Tag Archives: motivation

Shut Up and Write, Already | BEDA Day 1

I’ve been thinking about identities a lot recently.

DON’T CLICK AWAY YET. This won’t take long.

I, like many others, kind of define myself by what I do. Vlogger, performer, assistant, traveler, they’re all hats I’ve worn over the years. One title I’ve felt particularly distant from recently is one of the one’s I’ve held the longest – writer. I talk so much about writing and wanting to write and other people’s writing…and yet I’m not actually writing all that often.

Part of it is the job. I work 50 hours a week, 90% of which is spent in front of a computer. It’s pretty difficult to motivate yourself to sit in front of a screen and churn out words after doing so for 10 hours straight. Of course, plenty of writers can make it work. I just haven’t quite gotten to that point yet.

Another part of it is that I’ve started writing for other people – and getting paid for it. Which is great! Side hustles are super-important in this economy. However, I’ve found it hard to motivate myself to work on my own stuff when I can whip up a post for a client and make a few bucks. This all sounds more like a #humblebrag than a complaint, but it’s something I’m feeling. I only have so much creative energy to give.

It’s time to put those excuses aside. For this month at least.

In an attempt to get back in the swing of things, I’m taking part in BEDA – Blog Every Day in April. I have attempted these “create something every day” challenges before to varying degrees of success (High Point – completing Vlog Every Day in August in 2011, Low Point – giving up on VEDA after 3 days in 2012). The key to these challenges I’ve found is two-fold:

  1. Preparation – I’m writing some of these posts ahead of time. This might go against the rules in some writers’ minds, but I take “Blog Every Day in April” to mean “Post on your Blog Every Day in April.” And it’s my blog so I make the rules, punk.
  2. Being Okay with Imperfection – When you’re posting something new every day, sometimes it’s more important to just get something online than to make sure it’s the best thing you’ve ever written. Not everything I post this month is going to be great. It probably won’t even be that good. But it’ll be there.

So here we go. 30 posts in 30 days. Will it actually happen? We’ll see. But it doesn’t hurt to try. And I’m trusting y’all to keep me accountable. Comment, share with your friends, nag me on Twitter, whatever you feel like doing. I’m looking forward to this month, y’all.
Here we go.

The Incredible Motivating Power of Hamilton

I’ve always had a complicated relationship with running. In elementary school, I dreaded running laps in gym class, and tried to come up with as many excuses as possible to get out of the mile run test. The first time I finished the test without stopping, I thought I was having a heart attack. I avoided running as much as possible from then on. Still, I’d always get a little envious of my friends on the cross country team. A nice run in the woods after school seemed appealing, but at what cost? I knew I was never going to be a runner, so I never actively pursued it.
Until last week.

Last Friday I woke up early and went to the gym, as I usually aspire to do 2 to 3 times a week. As most of my usual cardio machines were taken, I went for the treadmill. I started running. And then I kept running. After a while I realized I had run a full mile, and I didn’t feel like I was about to collapse and die. “Who am I?” I thought. “Are we in the end times?”

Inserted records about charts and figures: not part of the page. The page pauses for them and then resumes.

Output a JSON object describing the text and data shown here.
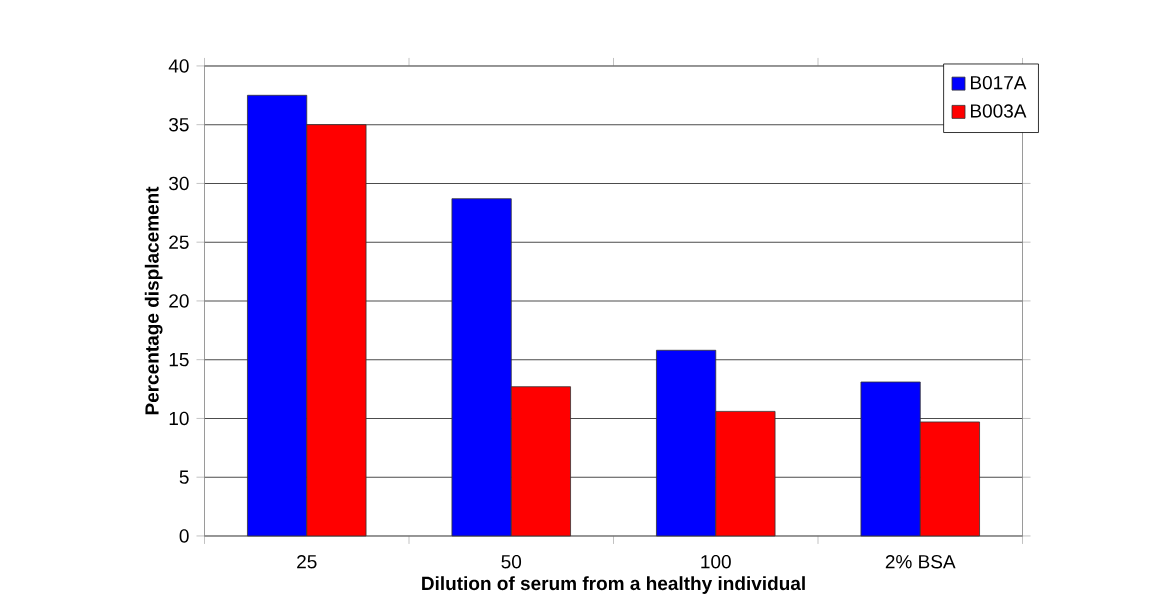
{
  "chart_data": {
    "type": "bar",
    "xlabel": "Dilution of serum from a healthy individual",
    "ylabel": "Percentage displacement",
    "categories": [
      "25",
      "50",
      "100",
      "2% BSA"
    ],
    "series": [
      {
        "name": "B017A",
        "color": "#0000ff",
        "values": [
          37.5,
          28.7,
          15.8,
          13.1
        ]
      },
      {
        "name": "B003A",
        "color": "#ff0000",
        "values": [
          35,
          12.7,
          10.6,
          9.7
        ]
      }
    ],
    "ylim": [
      0,
      40
    ],
    "yticks": [
      0,
      5,
      10,
      15,
      20,
      25,
      30,
      35,
      40
    ],
    "grid": "y",
    "legend": "top right"
  }
}
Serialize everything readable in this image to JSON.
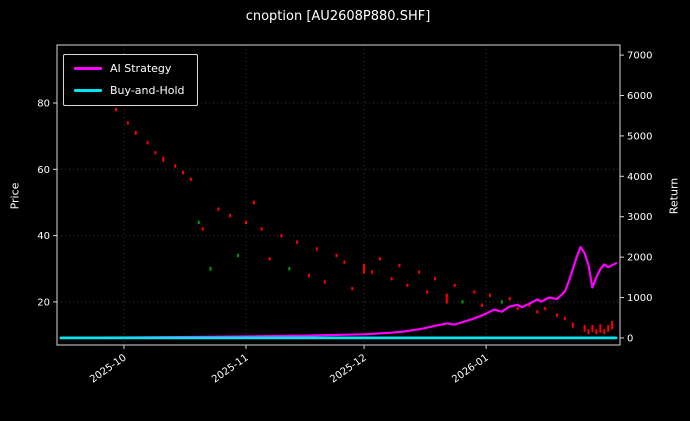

This dramatic change of character was all (well, at least 80%) thanks to the release of the Hamilton original cast recording. As I made my way through each brilliantly-written, produced and performed number, I just wanted to keep going. I was involved in the show, reliving each scene and step in my head. Once I finished up my whole walk/run cardio portion, I actually felt really good and ready to take on the day. Weird, right?

There’s something about this show that makes me want to do something. Alexander Hamilton, or at least the version portrayed in Hamilton, was incredibly prolific throughout his relatively short life. He was always working on something, writing like he was “running out of time.” He wrote 51 of the 85 essays that make up the Federalist Papers, over the course of six months. That amount of writing of that caliber blows my mind. I’ll be impressed if I write that many blog posts over the next six months.

I first saw Hamilton in previews at the Public Theater back in January (#humblebrag). I cried profusely at the end, which almost never happens. It is amazing to watch something come together over 6 years, even if it’s just as a bystander on the internet. But I didn’t know it was going to be that good. More than that, it came into my life at a time when I really needed it. I was just starting out in a new job and wasn’t sure where it was going to take me. When a new assistant position opened up, “My Shot” started playing on a loop in my head and I knew I had to go for it. And I’m incredibly glad I did.

So thank you, Lin-Manuel, for sharing this story. I know I’ll keep coming back to this cast recording for years when I need a kick in the pants, words of comfort, or just something to dance around to in my apartment. And, of course, it will always be in heavy rotation at the gym.